International reserve is any kind of reserve funds that can be passed between the central banks of different countries. International reserves are an acceptable form of payment between these banks. The reserves themselves can either be gold or else a specific currency, such as the dollar or euro.
International banking plays a vital role in world financial market to provide loan to international borrower.
Just as an individual desires to hold cash balances, national governments have a need for international reserves. The chief purpose of international reserves is to enable nations to finance disequilibrium in their balance-of-payments positions.
When a nation finds its monetary receipts falling short of its monetary payments, the deficit is settled with international reserves. Eventually, the deficit must be eliminated, because central banks tend to have limited stocks of reserves.
Demand for International Reserves dependent on:
- monetary value of international transactions
- disequilibrium that can arise in balance of payment positions
- speed and strength of balance of payments adjustment mechanisms
- institutional framework of the world economy
In theory there would be no need for international reserves with freely floating exchange rates.
The supply of international reserves
The supply of international reserves consists of owned and borrowed reserves. Among the
major sources of own reserves are (a) foreign currencies, (b) monetary gold stocks, (c) special drawing rights, and major source of Borrowed Reserves are foreign nations, foreign financial institutions ,international agencies
Special Drawing Rights ( SDR)
The liquidity and confidence problems of the gold exchange standard that resulted from reliance on the dollar and gold as international monies led in 1970 to the creation by the IMF of a new reserve asset, termed special drawing rights. The objective was to introduce into the payments mechanism a new type of international money, in addition to the dollar and gold, that could be transferred among participating
nations in settlement of payments deficits. With the IMF managing the stock of SDRs, world reserves would presumably grow in line with world commerce.
Today, the SDR has only limited use as a reserve asset, and its main function is to serve as the unit of account of the IMF and some other international organizations. Also, some of the IMF’s member nations peg their currency values to the SDR. Rather than being an international currency, the SDR is a potential claim on the freely usable currencies of IMF members.

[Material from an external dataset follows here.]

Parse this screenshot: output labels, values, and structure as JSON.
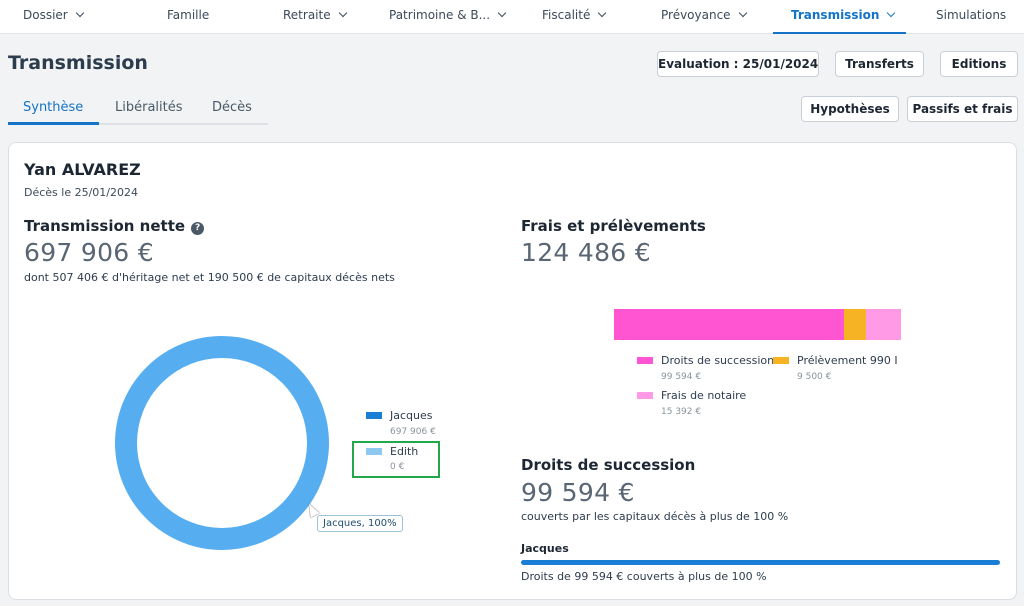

Holders of SDRs can obtain these currencies in exchange for their SDRs.
The value of the SDR is defined as a basket of currencies that includes the U.S.dollar, Japanese yen, UK pound, and the euro. The weights of the currencies reflect the amount of exports and imports of these countries during the previous five years. As of 2009, the weights in the basket were: the U.S. dollar — 44 percent, the euro — 34 percent, the yen = 11 percent, and the pound = 11 percent. The SDR’s basket
composition is reviewed every five years to ensure that it reflects the relative importance of currencies in the world’s trading and financial systems. The latest value of the SDR can be found on the IMF’s Web site, which is updated daily.